Challenges we ran into
We have had issues with performance/stability of the Google's Cloud function, but appreciated Google's accuracy in Speech-to-Text/-To-Speech and OCR Service in the Vision API. But doing audio recording and transmission to Google's services is hard to do on a website only (which is one of the requirements we set ourselves, to make the app as accessible as possible), why we had to put the Voice Recognition part onto Webkit's built-in Speech API (slightly worse quality, but stable and fast). The text-to-speech-part relies fully on Google's Voice API. An incredible headache are browser extensions and their limitations - making login-less, persisting settings with a usable UI and exposing them to the browser extension was hard task that required some trickery. In the end, the NLP part of making thoughtful replacements that don't break websites or the experience turned out to be tricky as well - but was expected to be so.

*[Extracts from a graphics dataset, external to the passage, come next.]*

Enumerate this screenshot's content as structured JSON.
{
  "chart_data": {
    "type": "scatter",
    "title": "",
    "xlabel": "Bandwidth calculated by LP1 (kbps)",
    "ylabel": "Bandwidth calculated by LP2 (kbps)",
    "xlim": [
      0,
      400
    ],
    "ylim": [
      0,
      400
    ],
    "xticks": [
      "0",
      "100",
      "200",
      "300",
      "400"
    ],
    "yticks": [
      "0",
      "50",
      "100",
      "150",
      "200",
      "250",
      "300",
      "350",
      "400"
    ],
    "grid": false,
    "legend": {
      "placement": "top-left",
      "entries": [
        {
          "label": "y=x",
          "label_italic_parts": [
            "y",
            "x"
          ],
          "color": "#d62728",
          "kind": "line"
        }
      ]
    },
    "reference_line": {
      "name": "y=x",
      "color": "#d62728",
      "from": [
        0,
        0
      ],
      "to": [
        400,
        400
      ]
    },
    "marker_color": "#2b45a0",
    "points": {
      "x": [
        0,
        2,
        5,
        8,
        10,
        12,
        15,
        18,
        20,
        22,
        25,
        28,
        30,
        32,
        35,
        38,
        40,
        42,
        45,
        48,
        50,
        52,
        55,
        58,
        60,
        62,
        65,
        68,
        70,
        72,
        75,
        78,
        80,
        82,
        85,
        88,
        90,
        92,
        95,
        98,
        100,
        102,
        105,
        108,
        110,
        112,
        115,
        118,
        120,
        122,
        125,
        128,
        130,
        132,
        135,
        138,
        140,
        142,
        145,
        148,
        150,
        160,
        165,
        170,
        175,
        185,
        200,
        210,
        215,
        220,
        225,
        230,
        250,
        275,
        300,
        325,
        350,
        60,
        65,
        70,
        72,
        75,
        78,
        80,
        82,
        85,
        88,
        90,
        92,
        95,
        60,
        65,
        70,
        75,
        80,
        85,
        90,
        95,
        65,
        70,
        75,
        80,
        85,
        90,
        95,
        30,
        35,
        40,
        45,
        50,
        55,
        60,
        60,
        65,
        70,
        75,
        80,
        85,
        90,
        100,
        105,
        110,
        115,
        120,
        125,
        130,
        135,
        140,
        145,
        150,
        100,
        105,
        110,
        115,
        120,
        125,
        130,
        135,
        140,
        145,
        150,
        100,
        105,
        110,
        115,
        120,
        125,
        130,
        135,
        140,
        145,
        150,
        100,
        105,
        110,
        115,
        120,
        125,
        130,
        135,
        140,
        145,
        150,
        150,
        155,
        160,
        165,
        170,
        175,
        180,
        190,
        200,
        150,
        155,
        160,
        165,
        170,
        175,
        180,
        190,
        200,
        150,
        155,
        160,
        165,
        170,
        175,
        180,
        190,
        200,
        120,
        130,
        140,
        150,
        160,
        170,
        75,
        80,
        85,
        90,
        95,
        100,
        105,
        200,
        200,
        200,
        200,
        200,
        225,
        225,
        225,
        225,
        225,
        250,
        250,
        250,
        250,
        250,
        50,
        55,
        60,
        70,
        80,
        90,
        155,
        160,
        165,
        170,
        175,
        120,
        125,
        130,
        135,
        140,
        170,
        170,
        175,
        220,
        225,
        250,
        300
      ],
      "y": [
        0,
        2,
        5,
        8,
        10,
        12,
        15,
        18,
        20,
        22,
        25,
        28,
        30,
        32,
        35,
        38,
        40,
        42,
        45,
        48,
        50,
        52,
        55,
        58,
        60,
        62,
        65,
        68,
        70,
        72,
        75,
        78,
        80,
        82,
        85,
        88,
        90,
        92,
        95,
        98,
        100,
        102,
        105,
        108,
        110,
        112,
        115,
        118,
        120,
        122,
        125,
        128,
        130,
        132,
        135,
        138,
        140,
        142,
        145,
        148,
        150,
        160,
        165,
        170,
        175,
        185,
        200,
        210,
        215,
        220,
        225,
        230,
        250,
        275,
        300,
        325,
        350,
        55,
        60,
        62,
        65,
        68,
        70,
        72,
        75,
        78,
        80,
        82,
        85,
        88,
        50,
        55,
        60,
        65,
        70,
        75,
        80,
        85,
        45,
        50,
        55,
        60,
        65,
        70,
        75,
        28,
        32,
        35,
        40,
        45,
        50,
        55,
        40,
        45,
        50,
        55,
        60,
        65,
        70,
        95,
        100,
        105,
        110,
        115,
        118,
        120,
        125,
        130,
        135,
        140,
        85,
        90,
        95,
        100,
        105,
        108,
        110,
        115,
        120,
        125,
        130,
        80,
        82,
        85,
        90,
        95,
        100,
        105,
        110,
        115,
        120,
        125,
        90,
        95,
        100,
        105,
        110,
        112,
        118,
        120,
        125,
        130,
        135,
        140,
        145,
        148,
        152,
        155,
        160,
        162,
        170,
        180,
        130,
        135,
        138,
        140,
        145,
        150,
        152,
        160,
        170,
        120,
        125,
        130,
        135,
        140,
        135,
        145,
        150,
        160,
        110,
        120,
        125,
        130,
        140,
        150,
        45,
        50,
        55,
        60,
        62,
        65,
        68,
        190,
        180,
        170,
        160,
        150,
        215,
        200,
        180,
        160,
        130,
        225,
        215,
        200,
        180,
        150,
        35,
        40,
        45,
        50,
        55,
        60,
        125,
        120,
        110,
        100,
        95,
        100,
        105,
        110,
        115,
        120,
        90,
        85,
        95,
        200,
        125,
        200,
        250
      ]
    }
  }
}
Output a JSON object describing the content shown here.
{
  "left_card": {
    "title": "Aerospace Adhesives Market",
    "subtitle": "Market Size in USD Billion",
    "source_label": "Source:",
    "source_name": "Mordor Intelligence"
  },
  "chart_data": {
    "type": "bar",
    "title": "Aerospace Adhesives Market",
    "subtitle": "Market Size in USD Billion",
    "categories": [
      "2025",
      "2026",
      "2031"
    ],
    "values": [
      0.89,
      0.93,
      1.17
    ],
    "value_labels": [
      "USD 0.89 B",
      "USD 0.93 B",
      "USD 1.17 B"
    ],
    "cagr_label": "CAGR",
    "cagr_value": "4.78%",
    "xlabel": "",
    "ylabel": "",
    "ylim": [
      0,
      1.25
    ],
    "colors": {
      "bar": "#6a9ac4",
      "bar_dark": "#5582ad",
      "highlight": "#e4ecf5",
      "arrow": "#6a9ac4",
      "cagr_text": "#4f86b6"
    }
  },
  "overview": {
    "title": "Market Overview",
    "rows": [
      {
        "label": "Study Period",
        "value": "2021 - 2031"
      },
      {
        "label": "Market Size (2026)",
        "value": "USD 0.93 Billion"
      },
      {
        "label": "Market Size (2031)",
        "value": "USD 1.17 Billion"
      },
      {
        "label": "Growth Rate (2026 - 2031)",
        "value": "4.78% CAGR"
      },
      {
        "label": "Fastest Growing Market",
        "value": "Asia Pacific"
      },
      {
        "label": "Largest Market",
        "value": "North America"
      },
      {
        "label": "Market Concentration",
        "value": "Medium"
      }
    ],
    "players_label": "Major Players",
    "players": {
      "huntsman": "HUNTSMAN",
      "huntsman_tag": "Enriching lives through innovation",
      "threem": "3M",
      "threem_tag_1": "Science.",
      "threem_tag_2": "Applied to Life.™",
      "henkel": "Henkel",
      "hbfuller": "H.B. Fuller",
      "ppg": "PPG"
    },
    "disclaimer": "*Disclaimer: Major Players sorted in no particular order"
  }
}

Accomplishments that we're proud of
moopoo does an excellent job in most situations we tested it for. The replacements are almost unspottable, and do in no way disrupt the experience. Also, adding and removing words and phrases is easy and fast, while still being powerful. The voice and image demos required a great amount of time and came out unexpectedly well.
What we learned
Sleeping at night, working at day really pays off. Thinking longer about ideas as well. Focus on the most important part, and craft an MVP early helps a lot to get creative in the details; and sometimes, not every plan goes well but there is always a way around it. UX is as important as engineering, one cannot without the other to make the product useful.
What's next for moopoo
We would really, really like to go further with moopoo. This includes expanding the website filtering onto all kind of media; videos on youtube, where we could replace audio tracks and even do image filtering in realtime. Segmenting the user base to improve moopoo for individuals but also for parents, businesses or governments is definitely something to look out for. On the NLP side, there is almost no limit - it can always get better, up until going further from a token-based replacement to a sentiment-based transformation engine which changes not the only the words, but more the tone of statements.